The new initiative promises to upend that dynamic among the store owners and businesses who opt in. They will be able to conduct their business beyond the bounds of the fiat ecosystem, assuming, of course, their customers have crypto they’re willing to spend. 

That’s hardly a safe bet given the buy-and-hold mantra pervading the world’s largest cryptocurrency. The source pointed out most bitcoin buyers primarily treat their coins as investment vehicles, not payment tools. And the source underscored there’s no guarantee Mastercard’s crypto settlement initiative will support bitcoin. 

Instead, cryptos will be evaluated against Mastercard’s 2019 “Principles for Blockchain Partnerships” framework, the source said. Released in the wake of Mastercard’s Libra exit, the document placed emphasis on stability, consumer protection and regulatory compliance in vetting potential partners.

“Many of today’s 2,600 digital currencies today fail to do this,” Mastercard said at the time.

Relatively few merchants currently accept crypto, bitcoin or no. Tesla’s stated plans to sell cars for bitcoin remains a hypothetical. A widespread crypto economy is still far from reality.
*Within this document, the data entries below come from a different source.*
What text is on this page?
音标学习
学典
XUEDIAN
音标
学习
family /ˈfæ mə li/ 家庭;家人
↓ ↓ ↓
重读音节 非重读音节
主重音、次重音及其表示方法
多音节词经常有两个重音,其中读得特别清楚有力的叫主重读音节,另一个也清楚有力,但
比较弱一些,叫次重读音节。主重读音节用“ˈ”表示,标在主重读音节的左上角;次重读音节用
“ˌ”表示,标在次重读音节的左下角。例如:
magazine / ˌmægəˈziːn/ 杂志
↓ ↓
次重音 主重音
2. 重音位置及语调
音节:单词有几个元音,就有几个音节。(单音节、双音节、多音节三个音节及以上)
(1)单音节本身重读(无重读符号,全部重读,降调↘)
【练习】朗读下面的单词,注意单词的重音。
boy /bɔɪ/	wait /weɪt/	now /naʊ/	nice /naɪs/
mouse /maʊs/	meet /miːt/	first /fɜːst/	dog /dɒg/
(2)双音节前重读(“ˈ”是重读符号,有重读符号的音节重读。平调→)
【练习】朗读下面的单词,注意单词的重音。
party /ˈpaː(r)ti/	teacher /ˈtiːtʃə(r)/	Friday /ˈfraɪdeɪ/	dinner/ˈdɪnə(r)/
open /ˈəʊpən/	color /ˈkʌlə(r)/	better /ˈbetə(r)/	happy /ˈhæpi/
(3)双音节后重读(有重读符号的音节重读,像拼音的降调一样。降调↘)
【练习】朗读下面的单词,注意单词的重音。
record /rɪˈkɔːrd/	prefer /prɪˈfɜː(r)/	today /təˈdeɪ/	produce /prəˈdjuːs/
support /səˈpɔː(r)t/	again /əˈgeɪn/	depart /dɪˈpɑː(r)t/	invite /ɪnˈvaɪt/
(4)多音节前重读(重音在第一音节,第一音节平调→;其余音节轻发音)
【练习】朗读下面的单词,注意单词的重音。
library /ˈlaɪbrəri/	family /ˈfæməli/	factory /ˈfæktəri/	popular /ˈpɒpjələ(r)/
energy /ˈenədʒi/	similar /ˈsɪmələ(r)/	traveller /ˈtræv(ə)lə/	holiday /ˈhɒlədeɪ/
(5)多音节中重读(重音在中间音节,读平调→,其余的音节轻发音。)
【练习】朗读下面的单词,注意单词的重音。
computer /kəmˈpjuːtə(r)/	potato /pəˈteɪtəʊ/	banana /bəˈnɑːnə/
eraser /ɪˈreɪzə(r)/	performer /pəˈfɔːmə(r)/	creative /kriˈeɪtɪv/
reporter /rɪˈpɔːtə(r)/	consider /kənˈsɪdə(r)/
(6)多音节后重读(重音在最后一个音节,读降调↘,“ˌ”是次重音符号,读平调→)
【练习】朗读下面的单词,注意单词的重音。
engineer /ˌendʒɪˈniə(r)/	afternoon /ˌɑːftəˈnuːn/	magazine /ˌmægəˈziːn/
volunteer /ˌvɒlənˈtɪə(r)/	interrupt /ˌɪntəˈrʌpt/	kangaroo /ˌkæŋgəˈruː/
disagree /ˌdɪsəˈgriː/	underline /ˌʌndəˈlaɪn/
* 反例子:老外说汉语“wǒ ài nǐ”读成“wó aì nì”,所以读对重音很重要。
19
But Mastercard has been laying the groundwork for that future through years of patents around the digital currency space. The company said it holds 89 blockchain patents and is waiting for approval on an additional 285 around the world.

In the U.S. those filings have included: methods to keep crypto transactions private, on-chain credit card payment verification, instant blockchain payment processing and how to handle crypto refunds, among others.  

Mastercard first filed a patent for handling bitcoin payments in 2013 but abandoned that effort in 2015. It began hiring a team of wallet developers and crypto veterans in 2019. The company now hosts a platform through which central banks can test digital currencies. 

The payments space is rushing to support blockchain-based currencies at a pace not seen since Bitcoin pioneered the concept of stateless, peer-to-peer immutable transactions in 2009. PayPal intends to roll out bitcoin payment functionality later this year. Visa’s CEO said the rival company may add crypto payments in the future.